Três fontes ouvidas pelo South China Morning Post nas províncias de Guandong, Fujian e Jiangsu, contudo, disseram que foram notificadas pela Comissão Nacional de Saúde para se prepararem para lidar com o vírus como uma doença de categoria B. Com isso, a Covid será tratada como uma doença que exige apenas “tratamento necessário e medidas para conter o contágio”.
Também deve haver uma mudança de nome: até agora, as autoridades se referem ao vírus oficialmente como “pneumonia do novo coronavírus”, classificação que será mudada para a mais amena “infecção do novo coronavírus”.
A China havia relatado zero mortes por Covid por quatro dias consecutivos antes de a divulgação dos dados ser suspensa no domingo, apesar de uma análise da consultoria de saúde Airfinity estimar que o país provavelmente enfrenta 5 mil mortes diárias. Na semana passada, Pequim restringiu a definição do que pode ser classificado como uma morte pelo coronavírus, contando apenas óbitos decorrentes de pneumonia causada pela Covid ou parada respiratória.
O fim abrupto da Covid zero veio após vários sinais de que o custo de conter a altamente contagiosa variante Ômicron estava sendo alto demais. Houve vários incidentes provocados pelo confinamento de trabalhadores em fábricas, incluindo numa unidade que produz smartphones para a Apple, e protestos contra as quarentenas foram registrados no final de novembro em campi universitários e cidades como Pequim, Xangai e Cantão.
Números recentes também mostravam o impacto das restrições na economia chinesa. Dados de novembro por exemplo, mostram que as exportações em dólares caíram 8,7% em comparação com o mesmo mês em 2021, a maior variação negativa desde o início da crise sanitária. As importações encolheram 10,6%, a maior queda percentual em dois anos e meio.

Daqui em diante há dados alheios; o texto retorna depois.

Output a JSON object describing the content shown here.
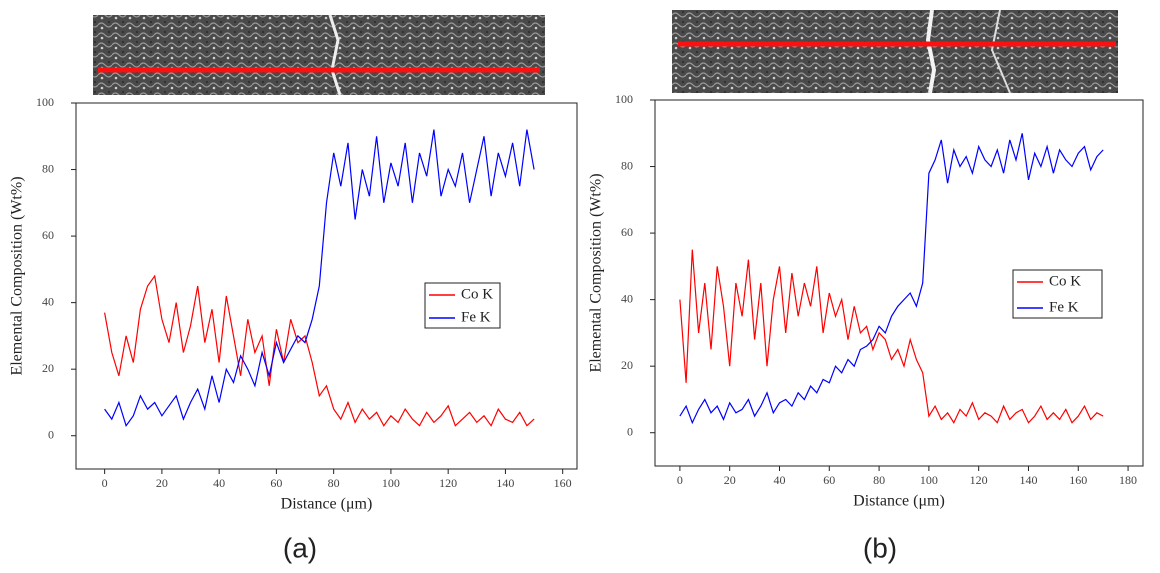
{
  "chart_data": [
    {
      "type": "line",
      "caption": "(a)",
      "x_label": "Distance (μm)",
      "y_label": "Elemental Composition (Wt%)",
      "xlim": [
        -10,
        165
      ],
      "ylim": [
        -10,
        100
      ],
      "xticks": [
        0,
        20,
        40,
        60,
        80,
        100,
        120,
        140,
        160
      ],
      "yticks": [
        0,
        20,
        40,
        60,
        80,
        100
      ],
      "legend": "center-right",
      "x": [
        0,
        2.5,
        5,
        7.5,
        10,
        12.5,
        15,
        17.5,
        20,
        22.5,
        25,
        27.5,
        30,
        32.5,
        35,
        37.5,
        40,
        42.5,
        45,
        47.5,
        50,
        52.5,
        55,
        57.5,
        60,
        62.5,
        65,
        67.5,
        70,
        72.5,
        75,
        77.5,
        80,
        82.5,
        85,
        87.5,
        90,
        92.5,
        95,
        97.5,
        100,
        102.5,
        105,
        107.5,
        110,
        112.5,
        115,
        117.5,
        120,
        122.5,
        125,
        127.5,
        130,
        132.5,
        135,
        137.5,
        140,
        142.5,
        145,
        147.5,
        150
      ],
      "series": [
        {
          "name": "Co K",
          "color": "#ff0000",
          "values": [
            37,
            25,
            18,
            30,
            22,
            38,
            45,
            48,
            35,
            28,
            40,
            25,
            33,
            45,
            28,
            38,
            22,
            42,
            30,
            18,
            35,
            25,
            30,
            15,
            32,
            22,
            35,
            28,
            30,
            22,
            12,
            15,
            8,
            5,
            10,
            4,
            8,
            5,
            7,
            3,
            6,
            4,
            8,
            5,
            3,
            7,
            4,
            6,
            9,
            3,
            5,
            7,
            4,
            6,
            3,
            8,
            5,
            4,
            7,
            3,
            5
          ]
        },
        {
          "name": "Fe K",
          "color": "#0000ff",
          "values": [
            8,
            5,
            10,
            3,
            6,
            12,
            8,
            10,
            6,
            9,
            12,
            5,
            10,
            14,
            8,
            18,
            10,
            20,
            16,
            24,
            20,
            15,
            25,
            18,
            28,
            22,
            26,
            30,
            28,
            35,
            45,
            70,
            85,
            75,
            88,
            65,
            80,
            72,
            90,
            70,
            82,
            75,
            88,
            70,
            85,
            78,
            92,
            72,
            80,
            75,
            85,
            70,
            80,
            90,
            72,
            85,
            78,
            88,
            75,
            92,
            80
          ]
        }
      ]
    },
    {
      "type": "line",
      "caption": "(b)",
      "x_label": "Distance (μm)",
      "y_label": "Elemental Composition (Wt%)",
      "xlim": [
        -10,
        186
      ],
      "ylim": [
        -10,
        100
      ],
      "xticks": [
        0,
        20,
        40,
        60,
        80,
        100,
        120,
        140,
        160,
        180
      ],
      "yticks": [
        0,
        20,
        40,
        60,
        80,
        100
      ],
      "legend": "center-right",
      "x": [
        0,
        2.5,
        5,
        7.5,
        10,
        12.5,
        15,
        17.5,
        20,
        22.5,
        25,
        27.5,
        30,
        32.5,
        35,
        37.5,
        40,
        42.5,
        45,
        47.5,
        50,
        52.5,
        55,
        57.5,
        60,
        62.5,
        65,
        67.5,
        70,
        72.5,
        75,
        77.5,
        80,
        82.5,
        85,
        87.5,
        90,
        92.5,
        95,
        97.5,
        100,
        102.5,
        105,
        107.5,
        110,
        112.5,
        115,
        117.5,
        120,
        122.5,
        125,
        127.5,
        130,
        132.5,
        135,
        137.5,
        140,
        142.5,
        145,
        147.5,
        150,
        152.5,
        155,
        157.5,
        160,
        162.5,
        165,
        167.5,
        170
      ],
      "series": [
        {
          "name": "Co K",
          "color": "#ff0000",
          "values": [
            40,
            15,
            55,
            30,
            45,
            25,
            50,
            38,
            20,
            45,
            35,
            52,
            28,
            45,
            20,
            40,
            50,
            30,
            48,
            35,
            45,
            38,
            50,
            30,
            42,
            35,
            40,
            28,
            38,
            30,
            32,
            25,
            30,
            28,
            22,
            25,
            20,
            28,
            22,
            18,
            5,
            8,
            4,
            6,
            3,
            7,
            5,
            9,
            4,
            6,
            5,
            3,
            8,
            4,
            6,
            7,
            3,
            5,
            8,
            4,
            6,
            4,
            7,
            3,
            5,
            8,
            4,
            6,
            5
          ]
        },
        {
          "name": "Fe K",
          "color": "#0000ff",
          "values": [
            5,
            8,
            3,
            7,
            10,
            6,
            8,
            4,
            9,
            6,
            7,
            10,
            5,
            8,
            12,
            6,
            9,
            10,
            8,
            12,
            10,
            14,
            12,
            16,
            15,
            20,
            18,
            22,
            20,
            25,
            26,
            28,
            32,
            30,
            35,
            38,
            40,
            42,
            38,
            45,
            78,
            82,
            88,
            75,
            85,
            80,
            83,
            78,
            86,
            82,
            80,
            85,
            78,
            88,
            82,
            90,
            76,
            84,
            80,
            86,
            78,
            85,
            82,
            80,
            84,
            86,
            79,
            83,
            85
          ]
        }
      ]
    }
  ]
}
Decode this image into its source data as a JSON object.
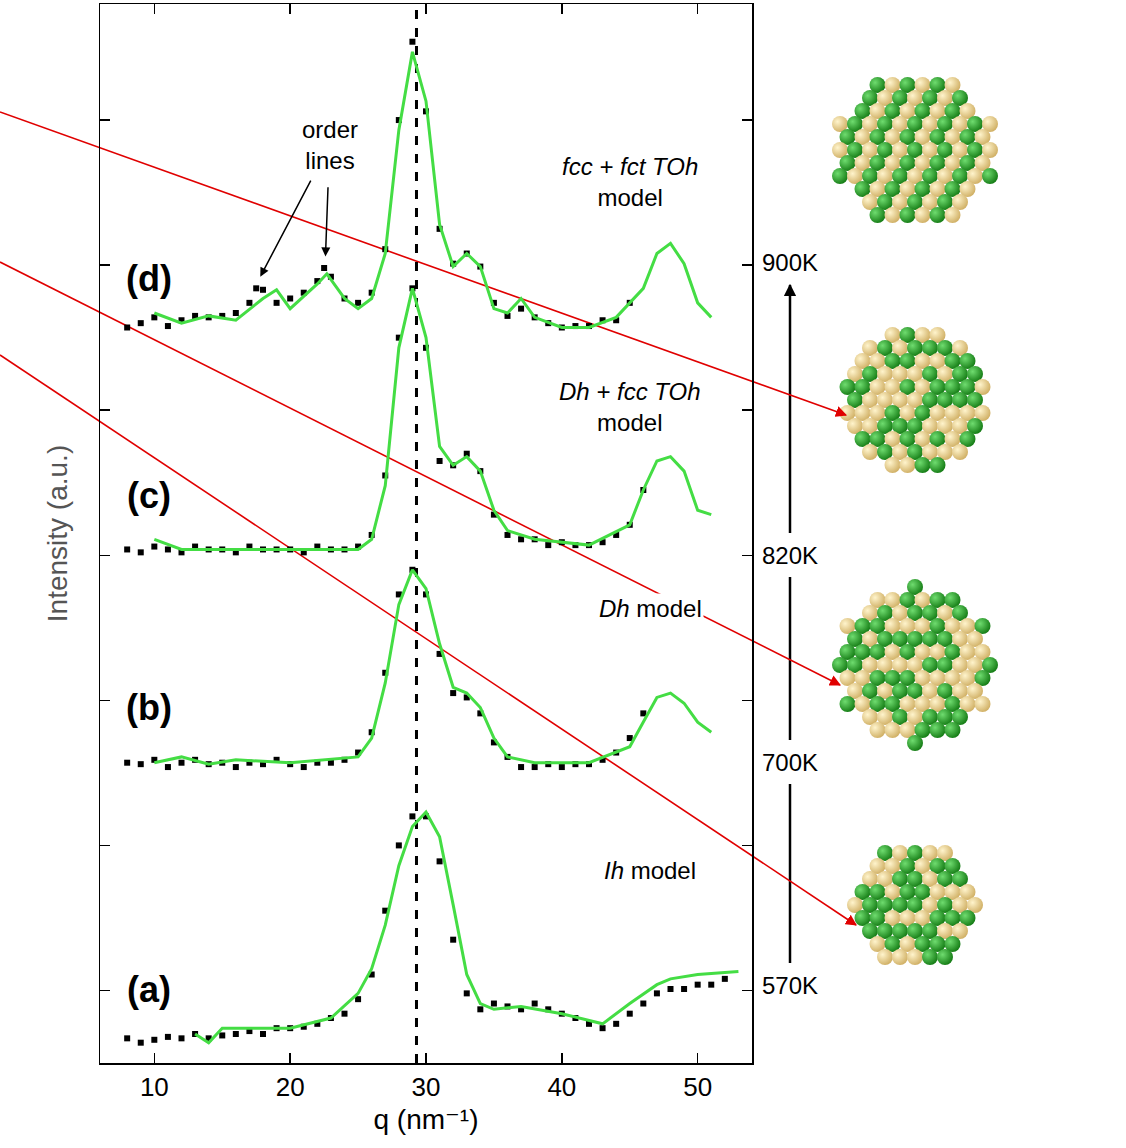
{
  "chart_data": {
    "type": "line",
    "xlabel": "q (nm⁻¹)",
    "ylabel": "Intensity (a.u.)",
    "xlim": [
      6,
      54
    ],
    "xticks": [
      10,
      20,
      30,
      40,
      50
    ],
    "ylim": [
      0,
      7.3
    ],
    "yticks": [
      0.5,
      1.5,
      2.5,
      3.5,
      4.5,
      5.5,
      6.5
    ],
    "tick_labels": "x",
    "grid": false,
    "vline": 29.3,
    "series": [
      {
        "name": "(a)",
        "type": "scatter",
        "marker": "square",
        "color": "#000000",
        "label_at": [
          9.6,
          0.51
        ],
        "x": [
          8,
          9,
          10,
          11,
          12,
          13,
          14,
          15,
          16,
          17,
          18,
          19,
          20,
          21,
          22,
          23,
          24,
          25,
          26,
          27,
          28,
          29,
          30,
          31,
          32,
          33,
          34,
          35,
          36,
          37,
          38,
          39,
          40,
          41,
          42,
          43,
          44,
          45,
          46,
          47,
          48,
          49,
          50,
          51,
          52
        ],
        "values": [
          0.17,
          0.14,
          0.16,
          0.18,
          0.17,
          0.2,
          0.17,
          0.19,
          0.2,
          0.22,
          0.2,
          0.24,
          0.24,
          0.25,
          0.27,
          0.31,
          0.34,
          0.44,
          0.61,
          1.05,
          1.5,
          1.7,
          1.7,
          1.39,
          0.85,
          0.48,
          0.37,
          0.41,
          0.39,
          0.37,
          0.41,
          0.37,
          0.34,
          0.31,
          0.27,
          0.24,
          0.27,
          0.34,
          0.41,
          0.48,
          0.51,
          0.51,
          0.54,
          0.54,
          0.58
        ]
      },
      {
        "name": "Ih model",
        "type": "line",
        "line_style": "solid",
        "color": "#44dd44",
        "label_at": [
          46.5,
          1.33
        ],
        "x": [
          13,
          14,
          15,
          17,
          20,
          23,
          25,
          26,
          27,
          28,
          29,
          30,
          31,
          32,
          33,
          34,
          35,
          37,
          40,
          43,
          45,
          47,
          48,
          50,
          53
        ],
        "values": [
          0.2,
          0.14,
          0.24,
          0.24,
          0.24,
          0.31,
          0.48,
          0.65,
          0.95,
          1.36,
          1.63,
          1.73,
          1.56,
          1.09,
          0.61,
          0.41,
          0.37,
          0.39,
          0.34,
          0.27,
          0.41,
          0.54,
          0.58,
          0.61,
          0.63
        ]
      },
      {
        "name": "(b)",
        "type": "scatter",
        "marker": "square",
        "color": "#000000",
        "label_at": [
          9.6,
          2.45
        ],
        "x": [
          8,
          9,
          10,
          11,
          12,
          13,
          14,
          15,
          16,
          17,
          18,
          19,
          20,
          21,
          22,
          23,
          24,
          25,
          26,
          27,
          28,
          29,
          30,
          31,
          32,
          33,
          34,
          35,
          36,
          37,
          38,
          39,
          40,
          41,
          42,
          43,
          44,
          45,
          46
        ],
        "values": [
          2.07,
          2.06,
          2.09,
          2.04,
          2.07,
          2.09,
          2.06,
          2.07,
          2.04,
          2.07,
          2.06,
          2.09,
          2.06,
          2.04,
          2.07,
          2.07,
          2.09,
          2.14,
          2.28,
          2.69,
          3.23,
          3.4,
          3.23,
          2.82,
          2.55,
          2.52,
          2.41,
          2.21,
          2.11,
          2.04,
          2.04,
          2.06,
          2.04,
          2.06,
          2.06,
          2.09,
          2.14,
          2.24,
          2.41
        ]
      },
      {
        "name": "Dh model",
        "type": "line",
        "line_style": "solid",
        "color": "#44dd44",
        "label_at": [
          46.5,
          3.13
        ],
        "x": [
          10,
          12,
          14,
          16,
          20,
          25,
          26,
          27,
          28,
          29,
          30,
          31,
          32,
          33,
          34,
          35,
          36,
          38,
          42,
          45,
          46,
          47,
          48,
          49,
          50,
          51
        ],
        "values": [
          2.07,
          2.11,
          2.06,
          2.09,
          2.07,
          2.11,
          2.24,
          2.62,
          3.16,
          3.4,
          3.27,
          2.89,
          2.59,
          2.55,
          2.45,
          2.24,
          2.11,
          2.07,
          2.07,
          2.18,
          2.35,
          2.52,
          2.55,
          2.48,
          2.35,
          2.28
        ]
      },
      {
        "name": "(c)",
        "type": "scatter",
        "marker": "square",
        "color": "#000000",
        "label_at": [
          9.6,
          3.91
        ],
        "x": [
          8,
          9,
          10,
          11,
          12,
          13,
          14,
          15,
          16,
          17,
          18,
          19,
          20,
          21,
          22,
          23,
          24,
          25,
          26,
          27,
          28,
          29,
          30,
          31,
          32,
          33,
          34,
          35,
          36,
          37,
          38,
          39,
          40,
          41,
          42,
          43,
          44,
          45,
          46
        ],
        "values": [
          3.54,
          3.52,
          3.56,
          3.54,
          3.52,
          3.56,
          3.54,
          3.54,
          3.52,
          3.56,
          3.54,
          3.54,
          3.54,
          3.52,
          3.56,
          3.54,
          3.54,
          3.56,
          3.64,
          4.05,
          5.0,
          5.34,
          4.93,
          4.15,
          4.12,
          4.2,
          4.08,
          3.78,
          3.64,
          3.61,
          3.61,
          3.57,
          3.59,
          3.57,
          3.57,
          3.59,
          3.64,
          3.71,
          3.95
        ]
      },
      {
        "name": "Dh + fcc TOh model",
        "type": "line",
        "line_style": "solid",
        "color": "#44dd44",
        "label_at": [
          45,
          4.52
        ],
        "x": [
          10,
          12,
          15,
          20,
          25,
          26,
          27,
          28,
          29,
          30,
          31,
          32,
          33,
          34,
          35,
          36,
          38,
          42,
          45,
          46,
          47,
          48,
          49,
          50,
          51
        ],
        "values": [
          3.61,
          3.54,
          3.54,
          3.54,
          3.54,
          3.61,
          3.98,
          4.93,
          5.34,
          5.0,
          4.25,
          4.12,
          4.18,
          4.08,
          3.81,
          3.67,
          3.61,
          3.57,
          3.71,
          3.95,
          4.15,
          4.18,
          4.08,
          3.81,
          3.78
        ]
      },
      {
        "name": "(d)",
        "type": "scatter",
        "marker": "square",
        "color": "#000000",
        "label_at": [
          9.6,
          5.41
        ],
        "x": [
          8,
          9,
          10,
          11,
          12,
          13,
          14,
          15,
          16,
          17,
          17.5,
          18,
          19,
          20,
          21,
          22,
          22.5,
          23,
          24,
          25,
          26,
          27,
          28,
          29,
          30,
          31,
          32,
          33,
          34,
          35,
          36,
          37,
          38,
          39,
          40,
          41,
          42,
          43,
          44,
          45
        ],
        "values": [
          5.07,
          5.1,
          5.14,
          5.08,
          5.12,
          5.15,
          5.14,
          5.15,
          5.17,
          5.24,
          5.34,
          5.33,
          5.24,
          5.27,
          5.31,
          5.39,
          5.48,
          5.42,
          5.27,
          5.24,
          5.31,
          5.61,
          6.5,
          7.04,
          6.56,
          5.75,
          5.51,
          5.58,
          5.49,
          5.24,
          5.15,
          5.2,
          5.14,
          5.1,
          5.07,
          5.08,
          5.08,
          5.12,
          5.12,
          5.24
        ]
      },
      {
        "name": "fcc + fct TOh model",
        "type": "line",
        "line_style": "solid",
        "color": "#44dd44",
        "label_at": [
          45,
          6.07
        ],
        "x": [
          10,
          12,
          14,
          16,
          18,
          19,
          20,
          22,
          22.7,
          24,
          25,
          26,
          27,
          28,
          29,
          30,
          31,
          32,
          33,
          34,
          35,
          36,
          37,
          38,
          40,
          42,
          44,
          46,
          47,
          48,
          49,
          50,
          51
        ],
        "values": [
          5.17,
          5.1,
          5.15,
          5.12,
          5.27,
          5.33,
          5.2,
          5.37,
          5.44,
          5.27,
          5.2,
          5.27,
          5.58,
          6.43,
          6.97,
          6.63,
          5.78,
          5.49,
          5.58,
          5.49,
          5.2,
          5.17,
          5.27,
          5.14,
          5.07,
          5.07,
          5.14,
          5.34,
          5.58,
          5.65,
          5.51,
          5.24,
          5.14
        ]
      }
    ],
    "annotations": [
      {
        "text": "order lines",
        "x": 22.9,
        "y": 6.33,
        "arrows_to": [
          [
            17.8,
            5.42
          ],
          [
            22.6,
            5.56
          ]
        ]
      }
    ],
    "temperatures": [
      "900K",
      "820K",
      "700K",
      "570K"
    ]
  }
}
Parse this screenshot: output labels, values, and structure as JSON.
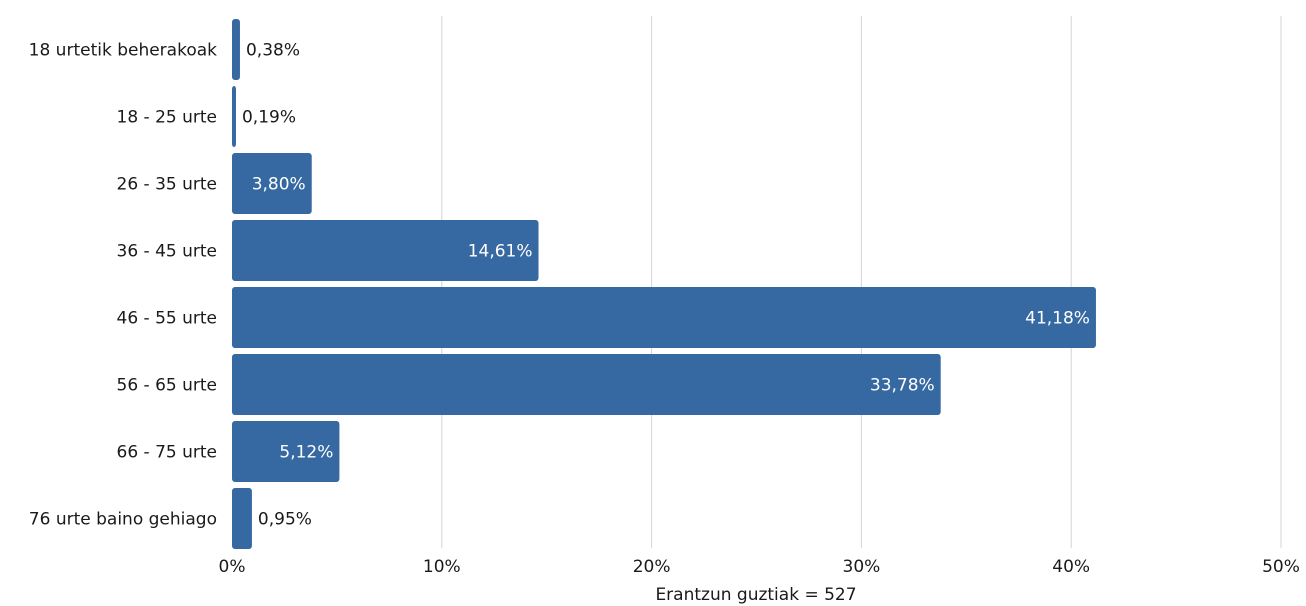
{
  "chart_data": {
    "type": "bar",
    "orientation": "horizontal",
    "categories": [
      "18 urtetik beherakoak",
      "18 - 25 urte",
      "26 - 35 urte",
      "36 - 45 urte",
      "46 - 55 urte",
      "56 - 65 urte",
      "66 - 75 urte",
      "76 urte baino gehiago"
    ],
    "values": [
      0.38,
      0.19,
      3.8,
      14.61,
      41.18,
      33.78,
      5.12,
      0.95
    ],
    "value_labels": [
      "0,38%",
      "0,19%",
      "3,80%",
      "14,61%",
      "41,18%",
      "33,78%",
      "5,12%",
      "0,95%"
    ],
    "xlim": [
      0,
      50
    ],
    "x_ticks": [
      0,
      10,
      20,
      30,
      40,
      50
    ],
    "x_tick_labels": [
      "0%",
      "10%",
      "20%",
      "30%",
      "40%",
      "50%"
    ],
    "xlabel": "Erantzun guztiak = 527",
    "ylabel": "",
    "title": "",
    "grid": "vertical",
    "legend": "none",
    "colors": {
      "bar": "#3669a2",
      "label_inside": "#ffffff",
      "label_outside": "#1a1a1a",
      "grid": "#d4d4d4"
    }
  }
}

Depois de se disseminar por Pequim, a Ômicron agora se espalha pelo país, desencadeando surtos em grandes centros urbanos no Sul, principalmente. Na província de Zhejiang, no Leste, estima-se que haja hoje cerca de 1 milhão de novos casos diários, números que autoridades locais afirmam poder dobrar na próxima quinzena, antes de atingirem um platô em janeiro, e que cerca de 80% dos 45 milhões de habitantes da região devem ser infectados.
As províncias de Shandong e Hubei, no centro do país, também preveem seus picos nos próximos 15 dias. A província de Jiangxi, no Leste, estima que seu pico será no início do mês que vem, enquanto na vizinha Anhui acredita-se que o pior momento seja o atual, segundo funcionários locais.
O surto também se espalha por regiões rurais, onde a assistência médica é particularmente precária, já que o sistema de saúde chinês está concentrado em grandes cidades e no litoral. A estimativa é que o país tenha menos de um leito de terapia intensiva para cada 10 mil pessoas.
Apenas em Pequim, autoridades municipais afirmam que o número de clínicas passou de 94 para 1,3 mil diante do surto mais recente. Xangai tem 2,6 mil espaços similares, e transferiu médicos de lugares menos afetados para reforçá-las.